Casagiove/Maddaloni/Caivano. Il ristorante a Casagiove. C’è il locale a due porte sito lungo la Nazionale Appia a pesare sulla bilancia della giustizia e sul verdetto della Cassazione che poche settimane fa ha deciso di lasciare in cella l’ex brigadiere Lazzaro Cioffi, in attesa dell’inizio del maxi processo all’organizzazione che gestiva lo spaccio al Parco Verde, che lo vede tra gli indagati, insieme alla moglie Emilia D’Albenzio, la titolare del locale, e al ras del caivanese Pasquale Fucito.
Tra le motivazioni addotte dalla Suprema Corte, c’è proprio l’operazione finanziaria che portò alla cessione dell’osteria di Casagiove da “Marcolino” Cioffi alla famiglia Fucito, attraverso un nipote di “o’ Marziano” che, di fatto, sborsò il denaro necessario per rilevare l’attività. E proprio la cifra pattuita insospettì gli investigatori: Pasquale Fucito lo acquistò al triplo del suo valore reale.
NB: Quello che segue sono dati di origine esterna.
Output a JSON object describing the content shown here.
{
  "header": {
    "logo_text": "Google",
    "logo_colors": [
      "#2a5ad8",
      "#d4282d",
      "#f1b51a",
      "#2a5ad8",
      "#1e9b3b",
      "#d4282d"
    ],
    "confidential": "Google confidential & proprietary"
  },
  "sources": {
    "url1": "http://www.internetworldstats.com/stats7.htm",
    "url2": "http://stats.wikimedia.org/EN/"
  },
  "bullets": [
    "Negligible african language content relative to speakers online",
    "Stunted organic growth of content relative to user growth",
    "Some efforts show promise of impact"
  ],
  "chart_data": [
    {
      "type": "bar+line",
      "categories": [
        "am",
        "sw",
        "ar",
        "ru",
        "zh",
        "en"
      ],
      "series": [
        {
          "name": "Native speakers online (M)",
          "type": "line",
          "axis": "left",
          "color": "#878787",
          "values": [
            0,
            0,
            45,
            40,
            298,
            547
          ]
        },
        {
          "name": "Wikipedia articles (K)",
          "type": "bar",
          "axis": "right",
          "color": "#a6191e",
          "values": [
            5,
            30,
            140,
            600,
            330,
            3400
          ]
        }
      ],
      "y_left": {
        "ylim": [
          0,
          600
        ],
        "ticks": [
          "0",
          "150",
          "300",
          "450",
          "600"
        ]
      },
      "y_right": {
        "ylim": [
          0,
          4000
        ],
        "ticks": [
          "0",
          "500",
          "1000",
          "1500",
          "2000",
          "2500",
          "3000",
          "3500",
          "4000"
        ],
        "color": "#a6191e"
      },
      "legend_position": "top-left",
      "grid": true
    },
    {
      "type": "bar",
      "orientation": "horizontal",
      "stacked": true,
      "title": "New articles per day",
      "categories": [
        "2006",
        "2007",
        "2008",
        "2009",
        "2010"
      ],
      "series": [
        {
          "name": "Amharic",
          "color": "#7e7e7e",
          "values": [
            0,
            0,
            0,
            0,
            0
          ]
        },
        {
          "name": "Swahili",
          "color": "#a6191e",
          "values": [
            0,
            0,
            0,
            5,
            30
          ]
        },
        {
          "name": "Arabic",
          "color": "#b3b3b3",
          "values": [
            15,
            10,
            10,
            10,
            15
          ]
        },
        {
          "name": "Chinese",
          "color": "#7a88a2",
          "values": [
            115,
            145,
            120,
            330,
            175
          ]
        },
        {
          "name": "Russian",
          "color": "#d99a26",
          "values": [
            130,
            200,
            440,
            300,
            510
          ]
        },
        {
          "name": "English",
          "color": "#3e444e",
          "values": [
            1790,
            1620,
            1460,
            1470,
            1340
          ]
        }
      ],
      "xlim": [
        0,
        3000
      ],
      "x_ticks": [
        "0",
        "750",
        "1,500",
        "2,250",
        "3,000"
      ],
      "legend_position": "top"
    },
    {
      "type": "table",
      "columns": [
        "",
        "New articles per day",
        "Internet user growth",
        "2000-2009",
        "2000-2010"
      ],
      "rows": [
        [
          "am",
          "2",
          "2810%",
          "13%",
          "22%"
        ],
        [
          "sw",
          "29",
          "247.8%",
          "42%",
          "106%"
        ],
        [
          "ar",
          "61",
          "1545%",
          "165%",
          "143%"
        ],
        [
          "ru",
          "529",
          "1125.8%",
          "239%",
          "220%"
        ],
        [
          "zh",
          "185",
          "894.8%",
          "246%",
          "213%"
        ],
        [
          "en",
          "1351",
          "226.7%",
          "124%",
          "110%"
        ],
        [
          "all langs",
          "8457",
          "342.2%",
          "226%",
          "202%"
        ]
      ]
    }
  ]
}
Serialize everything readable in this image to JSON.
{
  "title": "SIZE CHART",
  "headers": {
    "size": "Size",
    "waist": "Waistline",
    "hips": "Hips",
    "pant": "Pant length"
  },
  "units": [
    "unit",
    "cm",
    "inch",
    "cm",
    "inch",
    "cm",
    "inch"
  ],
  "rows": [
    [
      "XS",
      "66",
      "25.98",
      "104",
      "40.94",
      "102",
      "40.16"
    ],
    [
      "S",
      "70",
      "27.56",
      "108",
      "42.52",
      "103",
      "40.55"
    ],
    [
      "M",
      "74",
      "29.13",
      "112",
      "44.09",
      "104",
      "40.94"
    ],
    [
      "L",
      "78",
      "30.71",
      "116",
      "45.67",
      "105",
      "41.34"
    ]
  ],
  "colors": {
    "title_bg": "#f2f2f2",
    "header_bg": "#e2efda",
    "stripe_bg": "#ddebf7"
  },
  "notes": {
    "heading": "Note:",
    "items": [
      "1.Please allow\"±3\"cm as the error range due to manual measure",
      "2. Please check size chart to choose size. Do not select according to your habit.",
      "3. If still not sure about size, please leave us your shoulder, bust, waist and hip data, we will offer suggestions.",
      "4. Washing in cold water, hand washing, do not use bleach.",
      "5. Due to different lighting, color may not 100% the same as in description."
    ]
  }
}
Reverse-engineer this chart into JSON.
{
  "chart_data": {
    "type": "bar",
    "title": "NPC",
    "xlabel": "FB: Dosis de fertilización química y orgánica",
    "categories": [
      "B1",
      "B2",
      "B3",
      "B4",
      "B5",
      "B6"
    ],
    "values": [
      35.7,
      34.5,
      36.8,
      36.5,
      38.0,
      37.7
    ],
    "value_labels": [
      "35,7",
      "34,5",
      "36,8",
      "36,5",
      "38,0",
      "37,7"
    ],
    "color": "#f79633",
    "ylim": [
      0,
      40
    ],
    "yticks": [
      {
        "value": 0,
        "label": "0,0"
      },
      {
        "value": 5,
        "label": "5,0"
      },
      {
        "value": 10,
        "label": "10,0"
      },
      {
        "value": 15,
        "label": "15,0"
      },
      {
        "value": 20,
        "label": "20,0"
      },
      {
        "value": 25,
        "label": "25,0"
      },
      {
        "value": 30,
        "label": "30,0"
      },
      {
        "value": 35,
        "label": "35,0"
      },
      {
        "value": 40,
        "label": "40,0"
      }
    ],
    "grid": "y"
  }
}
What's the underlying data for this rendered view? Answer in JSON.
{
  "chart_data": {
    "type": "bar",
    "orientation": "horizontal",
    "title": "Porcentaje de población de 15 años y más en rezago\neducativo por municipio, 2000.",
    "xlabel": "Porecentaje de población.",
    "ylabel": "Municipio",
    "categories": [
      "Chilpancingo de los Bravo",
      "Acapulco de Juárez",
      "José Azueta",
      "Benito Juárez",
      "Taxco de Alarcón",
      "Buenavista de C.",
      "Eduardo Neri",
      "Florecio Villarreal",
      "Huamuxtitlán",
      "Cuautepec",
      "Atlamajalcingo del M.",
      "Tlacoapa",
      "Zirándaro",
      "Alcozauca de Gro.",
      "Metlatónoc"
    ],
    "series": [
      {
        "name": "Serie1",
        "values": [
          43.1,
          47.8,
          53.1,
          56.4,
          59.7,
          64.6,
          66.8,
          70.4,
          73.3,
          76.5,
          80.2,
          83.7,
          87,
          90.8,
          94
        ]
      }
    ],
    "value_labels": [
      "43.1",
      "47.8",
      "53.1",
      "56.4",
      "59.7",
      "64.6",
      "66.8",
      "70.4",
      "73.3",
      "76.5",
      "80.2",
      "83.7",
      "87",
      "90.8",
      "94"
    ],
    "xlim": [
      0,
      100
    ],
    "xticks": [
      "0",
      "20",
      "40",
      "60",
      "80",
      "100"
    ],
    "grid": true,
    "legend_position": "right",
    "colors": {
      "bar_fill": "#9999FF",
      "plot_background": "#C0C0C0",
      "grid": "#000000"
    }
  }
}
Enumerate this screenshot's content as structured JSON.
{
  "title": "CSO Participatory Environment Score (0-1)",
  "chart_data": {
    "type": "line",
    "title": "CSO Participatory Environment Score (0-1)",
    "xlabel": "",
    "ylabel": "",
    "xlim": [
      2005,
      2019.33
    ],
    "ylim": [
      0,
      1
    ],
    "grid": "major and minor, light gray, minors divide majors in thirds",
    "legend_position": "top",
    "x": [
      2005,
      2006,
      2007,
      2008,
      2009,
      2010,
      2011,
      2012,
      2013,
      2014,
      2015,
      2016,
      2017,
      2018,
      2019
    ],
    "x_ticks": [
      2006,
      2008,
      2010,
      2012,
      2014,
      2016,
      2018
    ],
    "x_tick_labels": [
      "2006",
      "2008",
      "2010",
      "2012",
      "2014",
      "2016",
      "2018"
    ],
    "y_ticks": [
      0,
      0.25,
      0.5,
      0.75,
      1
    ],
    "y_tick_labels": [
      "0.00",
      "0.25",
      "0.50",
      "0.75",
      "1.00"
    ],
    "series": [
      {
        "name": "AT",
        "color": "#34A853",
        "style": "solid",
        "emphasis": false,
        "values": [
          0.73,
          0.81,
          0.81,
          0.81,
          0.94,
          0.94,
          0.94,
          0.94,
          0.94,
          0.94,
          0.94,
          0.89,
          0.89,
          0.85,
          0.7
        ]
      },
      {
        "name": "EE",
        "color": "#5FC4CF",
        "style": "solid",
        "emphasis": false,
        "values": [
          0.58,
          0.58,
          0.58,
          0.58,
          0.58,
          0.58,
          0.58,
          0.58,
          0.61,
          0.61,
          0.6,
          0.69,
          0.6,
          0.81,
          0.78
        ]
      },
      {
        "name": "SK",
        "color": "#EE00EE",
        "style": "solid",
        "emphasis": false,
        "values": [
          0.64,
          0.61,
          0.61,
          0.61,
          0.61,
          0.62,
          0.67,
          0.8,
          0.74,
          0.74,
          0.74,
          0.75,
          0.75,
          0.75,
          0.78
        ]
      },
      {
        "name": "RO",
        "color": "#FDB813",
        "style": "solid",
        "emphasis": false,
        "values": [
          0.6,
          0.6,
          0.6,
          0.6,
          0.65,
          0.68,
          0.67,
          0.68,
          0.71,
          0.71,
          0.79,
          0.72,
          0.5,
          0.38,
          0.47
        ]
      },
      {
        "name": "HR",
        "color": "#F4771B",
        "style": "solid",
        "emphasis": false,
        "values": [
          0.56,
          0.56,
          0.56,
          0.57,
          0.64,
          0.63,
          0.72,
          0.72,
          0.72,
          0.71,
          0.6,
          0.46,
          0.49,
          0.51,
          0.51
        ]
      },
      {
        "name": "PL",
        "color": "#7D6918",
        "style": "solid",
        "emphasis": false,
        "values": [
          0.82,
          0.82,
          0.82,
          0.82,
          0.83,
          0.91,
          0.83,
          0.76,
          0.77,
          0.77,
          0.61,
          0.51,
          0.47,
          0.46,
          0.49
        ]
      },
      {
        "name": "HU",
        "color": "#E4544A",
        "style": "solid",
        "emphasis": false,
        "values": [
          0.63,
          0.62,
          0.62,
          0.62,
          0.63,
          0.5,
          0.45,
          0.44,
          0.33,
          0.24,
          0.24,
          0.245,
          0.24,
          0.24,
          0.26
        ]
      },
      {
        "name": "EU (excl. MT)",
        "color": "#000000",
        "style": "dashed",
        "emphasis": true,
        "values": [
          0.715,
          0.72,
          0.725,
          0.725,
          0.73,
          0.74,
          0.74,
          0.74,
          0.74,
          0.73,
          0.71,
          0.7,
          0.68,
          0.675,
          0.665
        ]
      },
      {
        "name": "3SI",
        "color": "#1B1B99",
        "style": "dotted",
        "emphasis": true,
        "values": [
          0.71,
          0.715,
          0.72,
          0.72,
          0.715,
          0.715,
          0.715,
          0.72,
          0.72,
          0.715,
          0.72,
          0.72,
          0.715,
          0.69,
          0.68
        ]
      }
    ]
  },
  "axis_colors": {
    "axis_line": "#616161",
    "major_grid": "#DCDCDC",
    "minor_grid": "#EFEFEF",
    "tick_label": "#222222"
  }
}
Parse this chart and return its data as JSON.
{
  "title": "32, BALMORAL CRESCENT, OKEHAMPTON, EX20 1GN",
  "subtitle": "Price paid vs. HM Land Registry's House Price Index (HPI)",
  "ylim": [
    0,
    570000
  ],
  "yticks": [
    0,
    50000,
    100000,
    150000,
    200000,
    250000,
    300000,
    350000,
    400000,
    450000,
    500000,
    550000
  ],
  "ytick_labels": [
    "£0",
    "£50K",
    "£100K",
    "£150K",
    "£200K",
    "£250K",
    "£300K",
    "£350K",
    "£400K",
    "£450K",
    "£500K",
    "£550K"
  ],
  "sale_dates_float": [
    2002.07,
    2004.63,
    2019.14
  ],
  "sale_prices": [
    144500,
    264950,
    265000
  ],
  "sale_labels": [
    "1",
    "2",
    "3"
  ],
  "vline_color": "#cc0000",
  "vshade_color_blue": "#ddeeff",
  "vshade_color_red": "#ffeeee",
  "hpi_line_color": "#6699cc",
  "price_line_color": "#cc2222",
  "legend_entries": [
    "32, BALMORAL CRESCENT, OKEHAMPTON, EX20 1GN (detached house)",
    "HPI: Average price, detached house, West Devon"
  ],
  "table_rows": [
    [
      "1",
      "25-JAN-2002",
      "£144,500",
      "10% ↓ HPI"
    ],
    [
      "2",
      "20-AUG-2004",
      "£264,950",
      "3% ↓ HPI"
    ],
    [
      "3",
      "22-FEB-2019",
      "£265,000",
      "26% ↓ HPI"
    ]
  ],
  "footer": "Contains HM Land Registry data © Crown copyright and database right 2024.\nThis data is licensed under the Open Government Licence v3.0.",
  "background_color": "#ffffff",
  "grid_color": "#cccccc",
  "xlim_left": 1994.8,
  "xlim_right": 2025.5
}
Una sproporzione dovuta – secondo quanto confermato dalla stessa Cassazione – alla volontà di gratificare Cioffi per le informazioni e la protezione concessa al suo cartello criminale.
“Vendendo al Fucito l’attività di ristorazione, intestata alla moglie ed alla figlia, a prezzo doppio rispetto al valore reale, consentendone la fittizia intestazione al nipote del Fucito – scrivono i magistrati – ha favorito il reinvestimento di capitali illeciti, derivanti dal narcotraffico”. La difesa di Cioffi ha fatto rilevare che gli eventuali benefici dell’operazione sarebbero ricaduti sul singolo Fucito, e non sul suo gruppo, ma la Suprema Corte ha respinto tale ipotesi confermando le misure restrittive nei confronti dell’ex brigadiere (congedatosi dall’Arma nel giugno scorso dopo 27 anni a Castello di Cisterna) e della consorte, la maddalonese Emilia D’Albenzio.